Reading and other frameworks of learning have of course taught me to be receptive to knowing the world, but the key for me in negotiating my reality has been the process of recognising how to expand a thought process and make it into a larger window of perceptions.
To commune with oneself is vital. Today unfortunately we have become way too reliant on the press-the-button culture that takes us to an immediate destination of presumed gratification. Knowledge through quick internet information sourcing has erased the process of substantiated learning in many instances. It has taken away for too many people, the real world of experiences and instead implanted a virtual space from where we quick-fix who we want to be perceived as. To find ones own identity requires concentrated focus where we hold ourselves still for personal self scrutiny - where we attempt to harness the true potential of our energies within a space of deliberate consideration.
I negotiate the world in many ways (as we all do), but perhaps it is through painting where I am most alert in holding my deliberation of consciousness. I don't believe we need a buildup of time to find those frameworks of consciousness either. I scuttle around like a chipmunk some days - and have fractured time on many occasions in my studio (where it can even be as little as 15 minutes in-between supervising repair work in my home or attending to pressing office work) - where I pick up my brush and I am immediately stilled. Everyone can find such moments of mediation - however it can be sought only through the desire to acquaint oneself with who we are, without props, camouflage or pretence. Such paring away of oneself does not always present us with the image of ourselves we may be comfortable with - or of the world as we would expect it to be. But this process of exploration allows one to guide our consciousness to those areas of personal expectation by the endeavour of pursuit.

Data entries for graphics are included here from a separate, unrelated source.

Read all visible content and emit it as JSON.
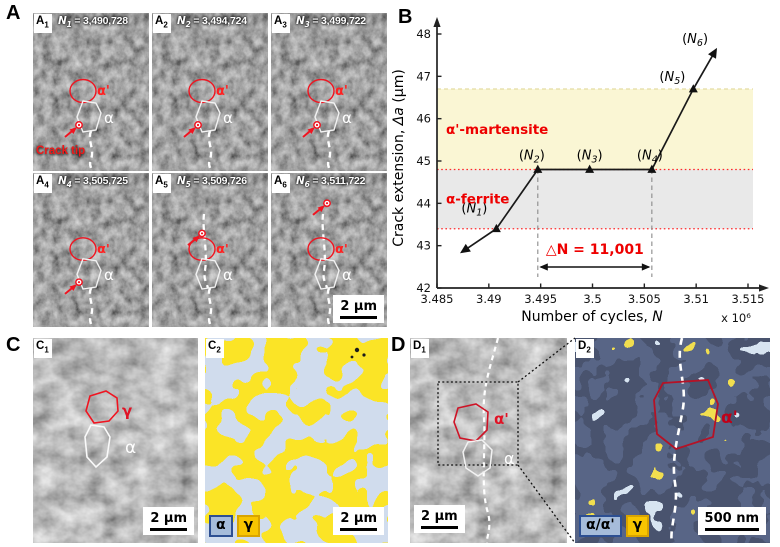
{
  "panels": {
    "a": {
      "label": "A",
      "alpha_prime_label": "α'",
      "alpha_label": "α",
      "crack_tip_label": "Crack tip",
      "scale_bar_label": "2 μm",
      "tiles": [
        {
          "chip_base": "A",
          "chip_sub": "1",
          "n_base": "N",
          "n_sub": "1",
          "n_value": "= 3,490,728"
        },
        {
          "chip_base": "A",
          "chip_sub": "2",
          "n_base": "N",
          "n_sub": "2",
          "n_value": "= 3,494,724"
        },
        {
          "chip_base": "A",
          "chip_sub": "3",
          "n_base": "N",
          "n_sub": "3",
          "n_value": "= 3,499,722"
        },
        {
          "chip_base": "A",
          "chip_sub": "4",
          "n_base": "N",
          "n_sub": "4",
          "n_value": "= 3,505,725"
        },
        {
          "chip_base": "A",
          "chip_sub": "5",
          "n_base": "N",
          "n_sub": "5",
          "n_value": "= 3,509,726"
        },
        {
          "chip_base": "A",
          "chip_sub": "6",
          "n_base": "N",
          "n_sub": "6",
          "n_value": "= 3,511,722"
        }
      ]
    },
    "b": {
      "label": "B"
    },
    "c": {
      "label": "C",
      "c1": {
        "chip_base": "C",
        "chip_sub": "1",
        "gamma_label": "γ",
        "alpha_label": "α",
        "scale_bar_label": "2 μm"
      },
      "c2": {
        "chip_base": "C",
        "chip_sub": "2",
        "scale_bar_label": "2 μm",
        "legend": [
          {
            "text": "α",
            "color": "#a6bcda"
          },
          {
            "text": "γ",
            "color": "#f8c500"
          }
        ]
      }
    },
    "d": {
      "label": "D",
      "d1": {
        "chip_base": "D",
        "chip_sub": "1",
        "alpha_prime_label": "α'",
        "alpha_label": "α",
        "scale_bar_label": "2 μm"
      },
      "d2": {
        "chip_base": "D",
        "chip_sub": "2",
        "alpha_prime_label": "α'",
        "scale_bar_label": "500 nm",
        "legend": [
          {
            "text": "α/α'",
            "color": "#a6bcda"
          },
          {
            "text": "γ",
            "color": "#f8c500"
          }
        ]
      }
    }
  },
  "chart_data": {
    "type": "line",
    "xlabel_base": "Number of cycles, ",
    "xlabel_var": "N",
    "x_multiplier": "x 10⁶",
    "ylabel_base": "Crack extension, ",
    "ylabel_var": "Δa",
    "ylabel_unit": " (μm)",
    "xlim": [
      3.485,
      3.515
    ],
    "ylim": [
      42,
      48.4
    ],
    "xticks": [
      3.485,
      3.49,
      3.495,
      3.5,
      3.505,
      3.51,
      3.515
    ],
    "xtick_labels": [
      "3.485",
      "3.49",
      "3.495",
      "3.5",
      "3.505",
      "3.51",
      "3.515"
    ],
    "yticks": [
      42,
      43,
      44,
      45,
      46,
      47,
      48
    ],
    "ytick_labels": [
      "42",
      "43",
      "44",
      "45",
      "46",
      "47",
      "48"
    ],
    "grid": false,
    "series": [
      {
        "name": "crack-extension",
        "color": "#1a1a1a",
        "points": [
          {
            "x": 3.4877,
            "y": 42.9,
            "label_pre": "",
            "label_var": "",
            "label_sub": "",
            "label_post": ""
          },
          {
            "x": 3.490728,
            "y": 43.4,
            "label_pre": "(",
            "label_var": "N",
            "label_sub": "1",
            "label_post": ")"
          },
          {
            "x": 3.494724,
            "y": 44.8,
            "label_pre": "(",
            "label_var": "N",
            "label_sub": "2",
            "label_post": ")"
          },
          {
            "x": 3.499722,
            "y": 44.8,
            "label_pre": "(",
            "label_var": "N",
            "label_sub": "3",
            "label_post": ")"
          },
          {
            "x": 3.505725,
            "y": 44.8,
            "label_pre": "(",
            "label_var": "N",
            "label_sub": "4",
            "label_post": ")"
          },
          {
            "x": 3.509726,
            "y": 46.7,
            "label_pre": "(",
            "label_var": "N",
            "label_sub": "5",
            "label_post": ")"
          },
          {
            "x": 3.511722,
            "y": 47.55,
            "label_pre": "(",
            "label_var": "N",
            "label_sub": "6",
            "label_post": ")"
          }
        ]
      }
    ],
    "bands": [
      {
        "label": "α'-martensite",
        "y0": 44.8,
        "y1": 46.7,
        "fill": "#faf6d4",
        "label_color": "#ee0000"
      },
      {
        "label": "α-ferrite",
        "y0": 43.4,
        "y1": 44.8,
        "fill": "#e9e9e9",
        "label_color": "#ee0000"
      }
    ],
    "ref_lines": [
      {
        "y": 44.8,
        "color": "#ff2a2a"
      },
      {
        "y": 43.4,
        "color": "#ff2a2a"
      }
    ],
    "delta_annotation": {
      "text": "△N = 11,001",
      "x0": 3.494724,
      "x1": 3.505725,
      "color": "#ee0000"
    }
  }
}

As I sit late into the night with the silence of the city that engulfs me as I paint in my studio the 9th floor everyday, I gather around me those I want to engage with - those writers and film makers and those nameless women of courage around the world, all drop by to infuse their strength and resonance of philosophy into my mediative space. These amazing interludes with myself have allowed me to live a more comprehended life than if I were to only want answers alone. Time in solitude is not irksome if one has the patience to engage with oneself without fear.